Contemporary and Classic Poetry versus Contemporary and Classic Art

I came across this beautiful and moving English Renaissance morality play, entitled “Francesca’s Folly”, which happens to have been written only a couple of years ago, in Canada, by Tara Kathleen Murphy:

http://www.chestnuthallmusic.com/camerata/Michaelmas/downloads/FrancescasFolly-Libretto.pdf

This led me to reflect on the contemporary use of classic artistic forms and content. Now, to my (admittedly inexpert) eyes there is very little to suggest that this verse drama was not in fact written in the English Renaissance. And if it had been, I feel its quite likely that the opening and closing stanzas in particular (delivered by God, no less!) would be considered amongst the high points of the genre. “From heavy wight to weightless light of heaven’s day.” If this line had been written in the sixteenth century, you can’t tell me scholars wouldn’t be citing it as an instance of the literary genius of the era.

But the really interesting thing to me is that my knowledge that the poem was instead composed in the present day does little to diminish its appeal. If I were to take an analogous case in painting, if I were to imagine, for instance, a present-day painter working in the style of Michelangelo, or Watteau, and depicting the same kind of subject matter, I think my response would be quite different. I would doubtless admire this painting as a technical tour-de-force, but I’m also fairly certain the images would fail to move me in the same way as the originals that inspired them (The same goes for comics). Exactly why this is is unclear to me however.
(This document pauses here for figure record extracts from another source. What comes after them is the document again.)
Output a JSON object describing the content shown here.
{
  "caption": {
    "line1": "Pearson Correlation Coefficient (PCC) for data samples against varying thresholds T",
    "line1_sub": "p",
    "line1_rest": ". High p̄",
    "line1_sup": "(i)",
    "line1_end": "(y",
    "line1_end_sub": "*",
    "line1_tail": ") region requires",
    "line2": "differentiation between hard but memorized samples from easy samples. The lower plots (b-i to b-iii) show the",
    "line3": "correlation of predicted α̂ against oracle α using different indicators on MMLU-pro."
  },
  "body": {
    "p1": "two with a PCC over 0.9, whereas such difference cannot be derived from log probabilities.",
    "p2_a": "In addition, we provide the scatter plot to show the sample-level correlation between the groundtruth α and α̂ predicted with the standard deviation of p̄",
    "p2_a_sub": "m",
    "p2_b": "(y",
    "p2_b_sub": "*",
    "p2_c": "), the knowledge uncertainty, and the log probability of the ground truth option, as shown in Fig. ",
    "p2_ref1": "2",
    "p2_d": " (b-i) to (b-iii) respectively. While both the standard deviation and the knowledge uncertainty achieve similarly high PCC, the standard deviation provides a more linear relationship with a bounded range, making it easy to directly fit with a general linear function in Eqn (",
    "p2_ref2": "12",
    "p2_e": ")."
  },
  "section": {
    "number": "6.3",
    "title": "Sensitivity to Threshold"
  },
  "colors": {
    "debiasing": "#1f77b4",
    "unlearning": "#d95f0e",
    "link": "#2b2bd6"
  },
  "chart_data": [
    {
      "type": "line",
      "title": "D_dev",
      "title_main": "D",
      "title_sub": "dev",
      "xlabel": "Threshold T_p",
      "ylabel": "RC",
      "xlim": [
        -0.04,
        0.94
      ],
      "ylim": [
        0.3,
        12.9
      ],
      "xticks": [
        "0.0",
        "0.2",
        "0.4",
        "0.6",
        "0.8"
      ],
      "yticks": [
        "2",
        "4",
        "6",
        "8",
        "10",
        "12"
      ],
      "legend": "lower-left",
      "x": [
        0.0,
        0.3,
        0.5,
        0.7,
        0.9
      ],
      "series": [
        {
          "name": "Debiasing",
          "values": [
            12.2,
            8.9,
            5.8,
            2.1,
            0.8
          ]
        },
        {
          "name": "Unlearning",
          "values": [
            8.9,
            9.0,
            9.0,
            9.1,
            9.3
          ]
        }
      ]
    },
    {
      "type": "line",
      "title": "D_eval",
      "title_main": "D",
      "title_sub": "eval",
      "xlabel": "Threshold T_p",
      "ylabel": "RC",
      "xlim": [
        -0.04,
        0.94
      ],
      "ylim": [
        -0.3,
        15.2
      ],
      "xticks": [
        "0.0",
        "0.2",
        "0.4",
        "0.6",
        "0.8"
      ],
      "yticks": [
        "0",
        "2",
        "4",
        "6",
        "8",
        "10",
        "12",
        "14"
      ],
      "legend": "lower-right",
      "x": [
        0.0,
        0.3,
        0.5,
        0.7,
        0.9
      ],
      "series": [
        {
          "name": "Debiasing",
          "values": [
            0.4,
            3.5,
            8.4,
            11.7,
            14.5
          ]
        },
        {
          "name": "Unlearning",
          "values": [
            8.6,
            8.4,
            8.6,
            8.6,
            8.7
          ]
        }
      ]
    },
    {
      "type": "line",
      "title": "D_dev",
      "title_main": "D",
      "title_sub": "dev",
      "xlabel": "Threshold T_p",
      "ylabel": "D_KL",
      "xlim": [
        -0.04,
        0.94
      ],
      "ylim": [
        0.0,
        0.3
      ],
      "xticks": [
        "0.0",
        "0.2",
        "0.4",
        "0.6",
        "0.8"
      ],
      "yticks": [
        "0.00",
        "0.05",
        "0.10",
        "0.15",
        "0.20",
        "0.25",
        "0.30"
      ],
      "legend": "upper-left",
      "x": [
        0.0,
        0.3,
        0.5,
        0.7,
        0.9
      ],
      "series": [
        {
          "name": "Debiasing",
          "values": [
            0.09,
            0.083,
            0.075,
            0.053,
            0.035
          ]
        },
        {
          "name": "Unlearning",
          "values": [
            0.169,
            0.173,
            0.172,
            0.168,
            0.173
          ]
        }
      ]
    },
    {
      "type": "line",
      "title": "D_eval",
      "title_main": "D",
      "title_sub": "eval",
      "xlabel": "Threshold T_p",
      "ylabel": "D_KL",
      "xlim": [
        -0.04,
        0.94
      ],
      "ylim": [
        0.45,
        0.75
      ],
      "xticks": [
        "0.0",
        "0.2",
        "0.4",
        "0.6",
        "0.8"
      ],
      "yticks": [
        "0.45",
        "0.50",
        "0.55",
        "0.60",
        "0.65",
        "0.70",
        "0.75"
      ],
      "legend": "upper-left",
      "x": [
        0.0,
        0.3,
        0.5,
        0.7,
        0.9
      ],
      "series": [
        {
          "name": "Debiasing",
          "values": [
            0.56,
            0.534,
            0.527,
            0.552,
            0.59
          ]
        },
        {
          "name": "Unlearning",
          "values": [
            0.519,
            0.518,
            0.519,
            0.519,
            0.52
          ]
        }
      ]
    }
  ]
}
I seem to remember Milan Kundera pontificating in one of his books as to how, if someone were to create music today in the style of Beethoven, even if it were of the same calibre, it would hardly carry the same power; it would in fact be a form of kitsch. And yet, if the Ninth Symphony had never been written and some brilliant classical revivalist composer were to suddenly unleash it upon the world, I think we could not help but find it profoundly moving, almost at a physical level. Even Kundera would be swooning. Then again, the same thing could not be said of a contemporary rock band producing a song that sounds exactly like a lost Beatles hit, say. How are we to explain this? Is there something about poetry and classical music that is more elemental, that evokes a more visceral response, and is less bound up with the cultural context that produced it and that we associate with it? And where do other art forms fall in within this spectrum?